Finally, A Dive Into Ina Drew's Career And Why It Was So Shocking That Her Unit Lost $5.8 Billion For JP Morgan

Ina Drew

Photo: CNN Money via JPMorgan Chase

This week’s New York Times Magazine chronicles Ina Drew’s steady rise through the ranks of JPMorgan and her unceremonious resignation from the bank after overseeing a unit of responsible for a $5.8 billion loss in botched bets as part of the “London Whale” scandal earlier this year.In a “The Woman Who Took the Fall for JPMorgan Chase,” Susan Dominus spoke to dozens of Drew’s friends and former co-workers, including JPM CEO Jamie Dimon, who praised the former Chief Investment Officer for being a bold woman in the Wall Street boys’ club. 

In 1981, Drew started as a trader at Chemical Bank which would merge and acquire its way to become JPMorgan and was “one of the few women to rise steadily into the management ranks on Wall Street.” Co-workers said “she had that mystique” and “like the Sheryl Sandberg figure to those of us in her group.”

Anecdotes of Drew deflecting a come on with “brusque direct humour” were second to those of her demonstrating “unparalleled expertise” in bond trading. In her finest hour, she helped guide the bank through the 2008 financial crisis by pouring almost $200 billion into secure, long-term government-backed loans which spiked in value after it became clear interest rates would drop. 
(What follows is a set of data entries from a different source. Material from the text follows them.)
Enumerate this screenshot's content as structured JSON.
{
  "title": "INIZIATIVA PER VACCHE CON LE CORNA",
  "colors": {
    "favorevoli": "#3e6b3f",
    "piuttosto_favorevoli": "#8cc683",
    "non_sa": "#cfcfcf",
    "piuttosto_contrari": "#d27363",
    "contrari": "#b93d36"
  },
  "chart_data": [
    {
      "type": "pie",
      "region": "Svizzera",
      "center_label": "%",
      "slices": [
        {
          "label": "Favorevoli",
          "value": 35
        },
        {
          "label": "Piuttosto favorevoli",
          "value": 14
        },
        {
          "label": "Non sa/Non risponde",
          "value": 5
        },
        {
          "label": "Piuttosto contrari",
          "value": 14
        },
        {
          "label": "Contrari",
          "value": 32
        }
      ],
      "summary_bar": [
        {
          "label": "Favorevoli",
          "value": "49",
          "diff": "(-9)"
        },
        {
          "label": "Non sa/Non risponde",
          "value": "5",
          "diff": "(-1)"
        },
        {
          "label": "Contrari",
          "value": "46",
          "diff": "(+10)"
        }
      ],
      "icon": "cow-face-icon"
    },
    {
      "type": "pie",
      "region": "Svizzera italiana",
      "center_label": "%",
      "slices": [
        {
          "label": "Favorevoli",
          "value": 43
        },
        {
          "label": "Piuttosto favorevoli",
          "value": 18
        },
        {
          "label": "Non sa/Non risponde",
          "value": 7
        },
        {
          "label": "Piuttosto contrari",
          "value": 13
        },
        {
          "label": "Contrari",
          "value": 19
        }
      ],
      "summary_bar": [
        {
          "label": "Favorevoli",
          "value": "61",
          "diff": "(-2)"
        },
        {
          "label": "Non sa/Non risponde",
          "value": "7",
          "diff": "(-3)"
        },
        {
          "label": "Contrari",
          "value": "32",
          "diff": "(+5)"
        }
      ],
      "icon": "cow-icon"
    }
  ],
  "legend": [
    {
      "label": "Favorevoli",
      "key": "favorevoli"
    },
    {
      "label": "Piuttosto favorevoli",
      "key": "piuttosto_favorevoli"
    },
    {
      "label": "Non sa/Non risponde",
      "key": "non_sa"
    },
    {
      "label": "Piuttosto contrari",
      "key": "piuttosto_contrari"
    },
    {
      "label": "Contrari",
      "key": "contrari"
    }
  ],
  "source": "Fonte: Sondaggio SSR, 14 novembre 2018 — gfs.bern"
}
For 30 years, she served merger after merger and became one of the bank’s top executives, answering directly to its CEO. 

Dominus writes the “$6 billion mistake” unhinged Drew (from the NYT):

“When other crises hit the bank, Drew had seemed, by all accounts, her most alive and alert. But in this instance, she seemed unable to step back and look at the big picture. Faith in Drew’s ability to handle the crisis started to seep away.”

The story reveals that Drew never thought her unit would have to unwind London trader Bruno Iksil’s position, which she believed to be a long-term one. 

Still, Dimon has praised Drew for her hard work at the company since the scandal hit and told Dominus that he had no reason to suspect the quality of risk control in the Chief Investment Office had gone awry.

“Honestly, I don’t care what second-guessers say in life,” Dimon told Dominus. “If anyone in the company knew, they should have said something. No one came to us beforehand and said we have a problem we should be looking at.”